Em resposta às alegações, o advogado de Cook disse que disse ao credor que a propriedade na Geórgia era uma “casa de férias”, e não sua residência principal.
Cook entrou com uma ação para manter seu assento. Um juiz federal bloqueou sua destituição alegando que ele havia cometido má conduta antes de sua nomeação. O Tribunal do Circuito de DC concordou com uma decisão de 2-1.
Em Setembro, os advogados de Trump interpuseram um recurso de emergência junto do Supremo Tribunal, dizendo que se tratava de “mais um caso de interferência judicial inconstitucional no poder de impeachment do presidente”. Eles disseram que o tribunal deveria anular a decisão do tribunal de primeira instância e manter a demissão de Cook.
Mas em Outubro, um juiz concordou em suspender a demissão de Cook e preparar um parecer sobre como proceder.

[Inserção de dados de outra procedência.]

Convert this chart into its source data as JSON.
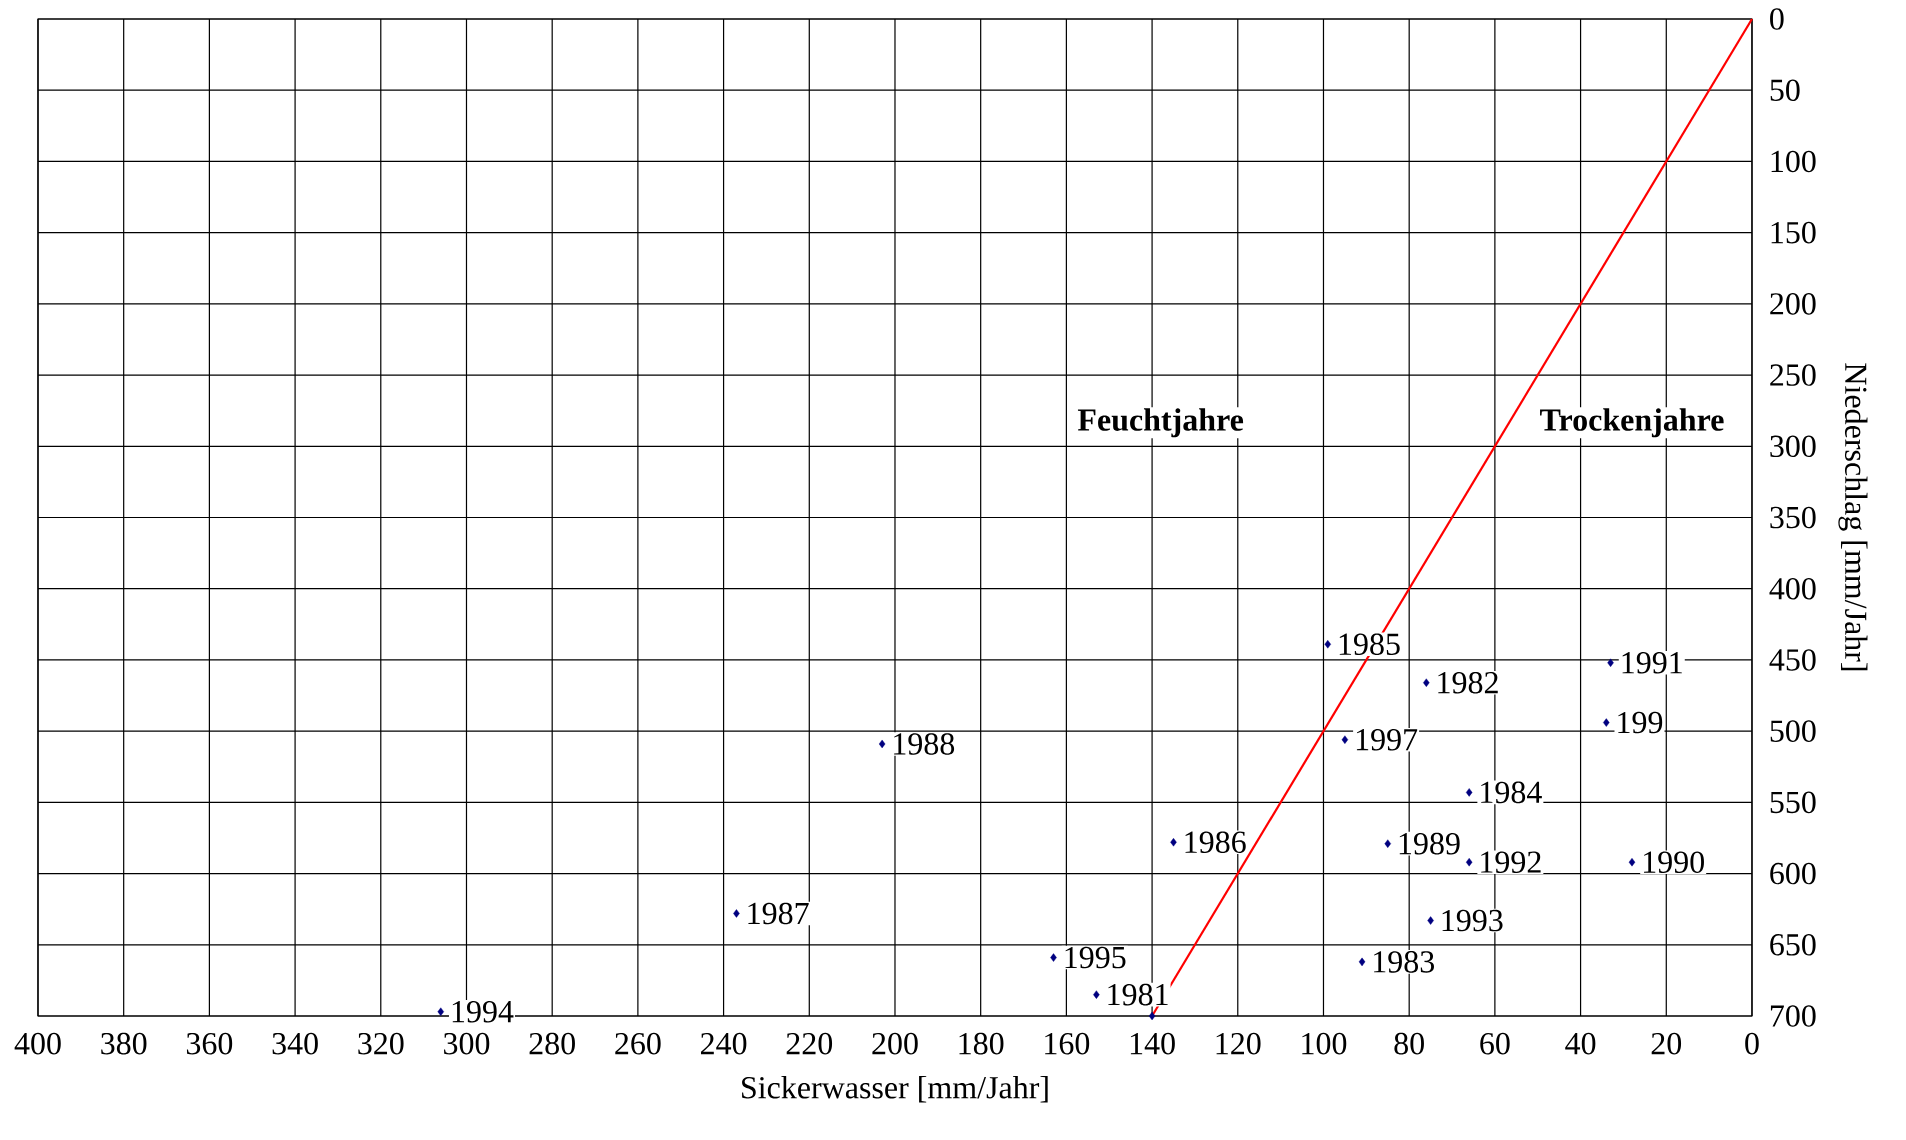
{
  "chart_data": {
    "type": "scatter",
    "xlabel": "Sickerwasser [mm/Jahr]",
    "ylabel": "Niederschlag [mm/Jahr]",
    "xlim": [
      400,
      0
    ],
    "ylim": [
      700,
      0
    ],
    "xticks": [
      400,
      380,
      360,
      340,
      320,
      300,
      280,
      260,
      240,
      220,
      200,
      180,
      160,
      140,
      120,
      100,
      80,
      60,
      40,
      20,
      0
    ],
    "yticks": [
      0,
      50,
      100,
      150,
      200,
      250,
      300,
      350,
      400,
      450,
      500,
      550,
      600,
      650,
      700
    ],
    "grid": true,
    "annotations": [
      "Feuchtjahre",
      "Trockenjahre",
      {
        "text": "1994",
        "x": 306,
        "y": 697
      },
      {
        "text": "1987",
        "x": 237,
        "y": 628
      },
      {
        "text": "1988",
        "x": 203,
        "y": 509
      },
      {
        "text": "1995",
        "x": 163,
        "y": 659
      },
      {
        "text": "1981",
        "x": 153,
        "y": 685
      },
      {
        "text": "1986",
        "x": 135,
        "y": 578
      },
      {
        "text": "1985",
        "x": 99,
        "y": 439
      },
      {
        "text": "1982",
        "x": 76,
        "y": 466
      },
      {
        "text": "1997",
        "x": 95,
        "y": 506
      },
      {
        "text": "1991",
        "x": 33,
        "y": 452
      },
      {
        "text": "199",
        "x": 34,
        "y": 494
      },
      {
        "text": "1984",
        "x": 66,
        "y": 543
      },
      {
        "text": "1989",
        "x": 85,
        "y": 579
      },
      {
        "text": "1992",
        "x": 66,
        "y": 592
      },
      {
        "text": "1990",
        "x": 28,
        "y": 592
      },
      {
        "text": "1993",
        "x": 75,
        "y": 633
      },
      {
        "text": "1983",
        "x": 91,
        "y": 662
      }
    ],
    "series": [
      {
        "color": "#000080",
        "marker": "diamond",
        "x": [
          306,
          237,
          203,
          163,
          153,
          140,
          135,
          99,
          76,
          95,
          33,
          34,
          66,
          85,
          66,
          28,
          75,
          91
        ],
        "values": [
          697,
          628,
          509,
          659,
          685,
          700,
          578,
          439,
          466,
          506,
          452,
          494,
          543,
          579,
          592,
          592,
          633,
          662
        ]
      },
      {
        "type": "line",
        "color": "#ff0000",
        "marker": "none",
        "x": [
          140,
          0
        ],
        "values": [
          700,
          0
        ]
      }
    ]
  }
}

Embora os juízes estivessem céticos em relação aos argumentos de Trump na quarta-feira, não estava claro como decidiriam.
Podem decidir que Trump deve ouvir Cook e dar-lhe uma oportunidade de se defender. Ou poderiam decidir de forma mais directa e dizer que as declarações falsas sobre pedidos de empréstimos anteriores não chegavam ao nível de “causa” para demitir um governador do conselho da Reserva Federal.
Representando Cook, o advogado de Washington Paul Clement, ex-procurador-geral dos EUA no governo do presidente George W. Bush, disse ao tribunal que há uma “história consistente” de tratamento do conselho do Federal Reserve como independente.
“Nenhum presidente jamais tentou destituir um governador por justa causa”, disse ele.
E o tribunal não deveria começar por defender a proposta de Trump de acender o fogo sem audiência, disse ele.